The Paralympic Games are now classified as a ‘Group A event’, which means live rights must be offered to free-to-air broadcasters at a fair and reasonable cost.
The decision followed a consultation process involving the International Paralympic Committee, the telecommunications regulator Ofgem, public broadcasters the BBC and S4C, and commercial broadcaster Channel 4, which currently holds the rights in the UK to the Paralympic Games.
It is the first change to the listed-events regime in more than twenty years.
The government has also consulted on adding the women’s equivalents of men’s events already on the list, with a final decision to be made “in due course”, it said.
The subject of free-to-air coverage of sports events had returned to the table in recent months following strong audience figures for last year’s Women’s World Cup.
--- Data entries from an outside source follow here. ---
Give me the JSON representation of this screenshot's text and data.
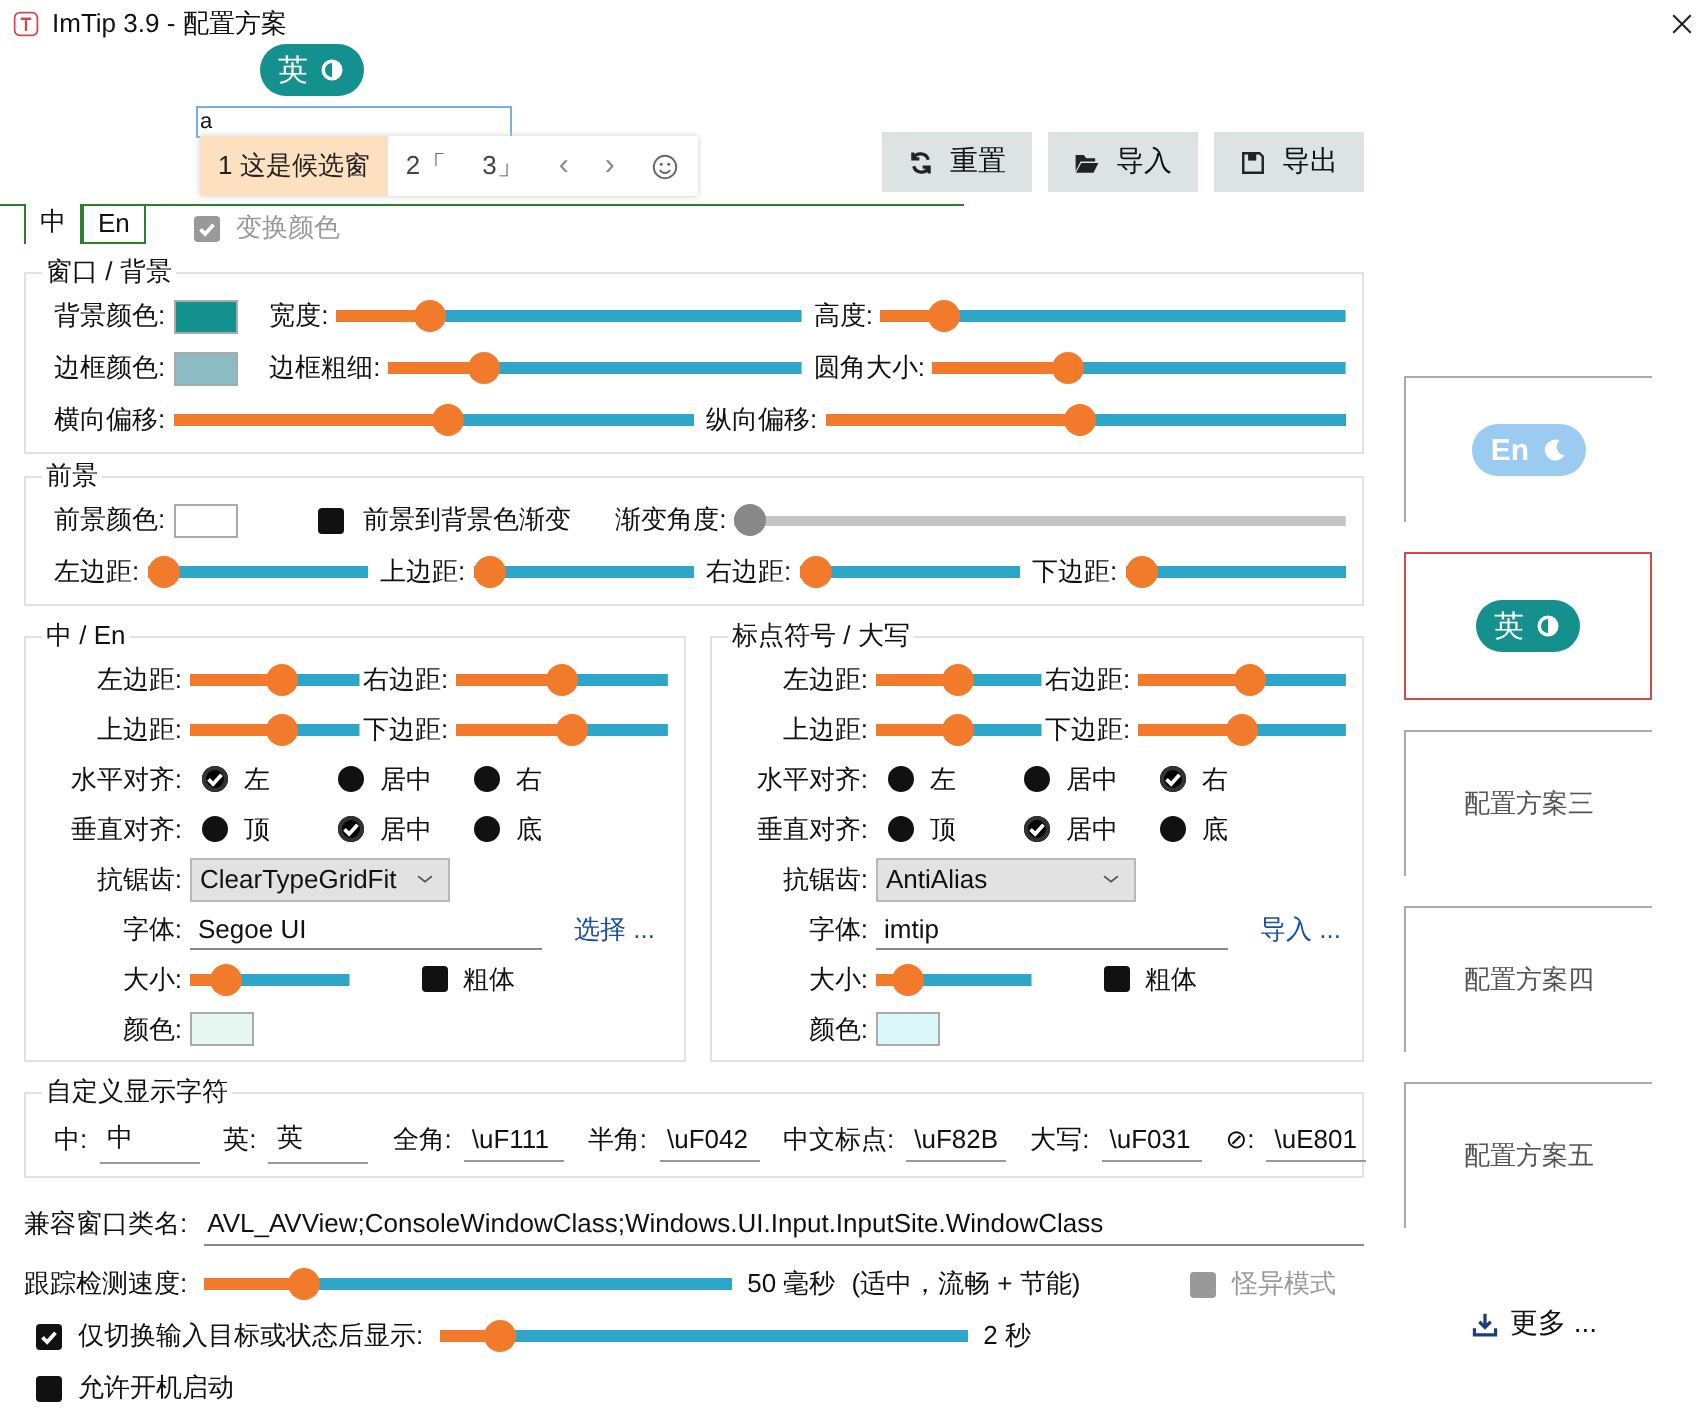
{
  "window": {
    "title": "ImTip 3.9 - 配置方案"
  },
  "preview_badge": {
    "text": "英"
  },
  "test_input": {
    "value": "a"
  },
  "candidate_window": {
    "candidates": [
      {
        "text": "1 这是候选窗",
        "selected": true
      },
      {
        "text": "2「",
        "selected": false
      },
      {
        "text": "3」",
        "selected": false
      }
    ],
    "prev": "‹",
    "next": "›"
  },
  "toolbar": [
    {
      "label": "重置"
    },
    {
      "label": "导入"
    },
    {
      "label": "导出"
    }
  ],
  "tabs": [
    {
      "label": "中",
      "selected": true
    },
    {
      "label": "En",
      "selected": false
    }
  ],
  "swap_colors": {
    "label": "变换颜色",
    "checked": true,
    "disabled": true
  },
  "sections": [
    {
      "title": "窗口 / 背景",
      "rows": [
        [
          {
            "kind": "swatch",
            "label": "背景颜色:",
            "color": "#13918e"
          },
          {
            "kind": "slider",
            "label": "宽度:",
            "level": 0.18
          },
          {
            "kind": "slider",
            "label": "高度:",
            "level": 0.11
          }
        ],
        [
          {
            "kind": "swatch",
            "label": "边框颜色:",
            "color": "#8dbbc4"
          },
          {
            "kind": "slider",
            "label": "边框粗细:",
            "level": 0.21
          },
          {
            "kind": "slider",
            "label": "圆角大小:",
            "level": 0.31
          }
        ],
        [
          {
            "kind": "slider",
            "label": "横向偏移:",
            "level": 0.53
          },
          {
            "kind": "slider",
            "label": "纵向偏移:",
            "level": 0.49
          }
        ]
      ]
    },
    {
      "title": "前景",
      "rows": [
        [
          {
            "kind": "swatch",
            "label": "前景颜色:",
            "color": "#ffffff"
          },
          {
            "kind": "check",
            "label": "前景到背景色渐变",
            "checked": false
          },
          {
            "kind": "slider",
            "label": "渐变角度:",
            "level": 0,
            "disabled": true
          }
        ],
        [
          {
            "kind": "slider",
            "label": "左边距:",
            "level": 0
          },
          {
            "kind": "slider",
            "label": "上边距:",
            "level": 0
          },
          {
            "kind": "slider",
            "label": "右边距:",
            "level": 0
          },
          {
            "kind": "slider",
            "label": "下边距:",
            "level": 0
          }
        ]
      ]
    }
  ],
  "side_by_side": [
    {
      "title": "中 / En",
      "rows": [
        [
          {
            "kind": "slider",
            "label": "左边距:",
            "level": 0.55
          },
          {
            "kind": "slider",
            "label": "右边距:",
            "level": 0.5
          }
        ],
        [
          {
            "kind": "slider",
            "label": "上边距:",
            "level": 0.55
          },
          {
            "kind": "slider",
            "label": "下边距:",
            "level": 0.55
          }
        ],
        [
          {
            "kind": "radio",
            "label": "水平对齐:",
            "options": [
              {
                "label": "左",
                "selected": true
              },
              {
                "label": "居中",
                "selected": false
              },
              {
                "label": "右",
                "selected": false
              }
            ]
          }
        ],
        [
          {
            "kind": "radio",
            "label": "垂直对齐:",
            "options": [
              {
                "label": "顶",
                "selected": false
              },
              {
                "label": "居中",
                "selected": true
              },
              {
                "label": "底",
                "selected": false
              }
            ]
          }
        ],
        [
          {
            "kind": "select",
            "label": "抗锯齿:",
            "value": "ClearTypeGridFit"
          }
        ],
        [
          {
            "kind": "text",
            "label": "字体:",
            "value": "Segoe UI",
            "link": "选择 ..."
          }
        ],
        [
          {
            "kind": "slider",
            "label": "大小:",
            "level": 0.16
          },
          {
            "kind": "check",
            "label": "粗体",
            "checked": false
          }
        ],
        [
          {
            "kind": "swatch",
            "label": "颜色:",
            "color": "#e6f6f1"
          }
        ]
      ]
    },
    {
      "title": "标点符号 / 大写",
      "rows": [
        [
          {
            "kind": "slider",
            "label": "左边距:",
            "level": 0.5
          },
          {
            "kind": "slider",
            "label": "右边距:",
            "level": 0.55
          }
        ],
        [
          {
            "kind": "slider",
            "label": "上边距:",
            "level": 0.5
          },
          {
            "kind": "slider",
            "label": "下边距:",
            "level": 0.5
          }
        ],
        [
          {
            "kind": "radio",
            "label": "水平对齐:",
            "options": [
              {
                "label": "左",
                "selected": false
              },
              {
                "label": "居中",
                "selected": false
              },
              {
                "label": "右",
                "selected": true
              }
            ]
          }
        ],
        [
          {
            "kind": "radio",
            "label": "垂直对齐:",
            "options": [
              {
                "label": "顶",
                "selected": false
              },
              {
                "label": "居中",
                "selected": true
              },
              {
                "label": "底",
                "selected": false
              }
            ]
          }
        ],
        [
          {
            "kind": "select",
            "label": "抗锯齿:",
            "value": "AntiAlias"
          }
        ],
        [
          {
            "kind": "text",
            "label": "字体:",
            "value": "imtip",
            "link": "导入 ..."
          }
        ],
        [
          {
            "kind": "slider",
            "label": "大小:",
            "level": 0.13
          },
          {
            "kind": "check",
            "label": "粗体",
            "checked": false
          }
        ],
        [
          {
            "kind": "swatch",
            "label": "颜色:",
            "color": "#dcf7fa"
          }
        ]
      ]
    }
  ],
  "custom_chars": {
    "title": "自定义显示字符",
    "fields": [
      {
        "label": "中:",
        "value": "中"
      },
      {
        "label": "英:",
        "value": "英"
      },
      {
        "label": "全角:",
        "value": "\\uF111"
      },
      {
        "label": "半角:",
        "value": "\\uF042"
      },
      {
        "label": "中文标点:",
        "value": "\\uF82B"
      },
      {
        "label": "大写:",
        "value": "\\uF031"
      },
      {
        "label": "⊘:",
        "value": "\\uE801"
      }
    ]
  },
  "compat_classes": {
    "label": "兼容窗口类名:",
    "value": "AVL_AVView;ConsoleWindowClass;Windows.UI.Input.InputSite.WindowClass"
  },
  "tracking": {
    "label": "跟踪检测速度:",
    "level": 0.17,
    "reading": "50 毫秒",
    "note": "(适中，流畅 + 节能)",
    "weird_mode": {
      "label": "怪异模式",
      "checked": false,
      "disabled": true
    }
  },
  "show_after_switch": {
    "label": "仅切换输入目标或状态后显示:",
    "checked": true,
    "level": 0.09,
    "reading": "2 秒"
  },
  "autostart": {
    "label": "允许开机启动",
    "checked": false
  },
  "schemes": [
    {
      "kind": "preview",
      "text": "En",
      "color": "#9ccbf1",
      "selected": false
    },
    {
      "kind": "preview",
      "text": "英",
      "color": "#14908e",
      "selected": true
    },
    {
      "kind": "name",
      "text": "配置方案三",
      "selected": false
    },
    {
      "kind": "name",
      "text": "配置方案四",
      "selected": false
    },
    {
      "kind": "name",
      "text": "配置方案五",
      "selected": false
    }
  ],
  "more": {
    "label": "更多 ..."
  }
}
According to the BBC, which held the rights to that tournament, 28.1 million people in the UK watched at least 15 minutes or more through linear or digital means.
Proponents of the addition of women’s sports and the Paralympics to the ‘crown jewels’ had argued their inclusion would ensure the list better reflected the diversity of sporting talent.
Events on the ‘crown jewels’ list must be broadcast on linear channels that are available to 95 per cent of the population. These channels include: BBC One, BBC Two, BBC Four, BBC News, ITV, ITV2, ITV3, ITV4, Channel 4, More 4, and Channel 5.
Alongside the Paralympics, other Group A events include: the Olympic Games; men’s Fifa World Cup; Uefa European Championships; FA Cup final; Scottish Cup final (in Scotland); Grand National; Derby; Wimbledon finals; Challenge Cup final; and Rugby World Cup final.
Group B, for which only highlights are protected for free-to-air coverage, includes: cricket Test matches played in England; non-finals matches at Wimbledon; all other matches at the Rugby World Cup; Six Nations games involving home countries; Commonwealth Games; World Athletics Championships; the final, semi-final and matches involving ‘home nations’ at the Cricket World Cup; Ryder Cup; and Open Championship.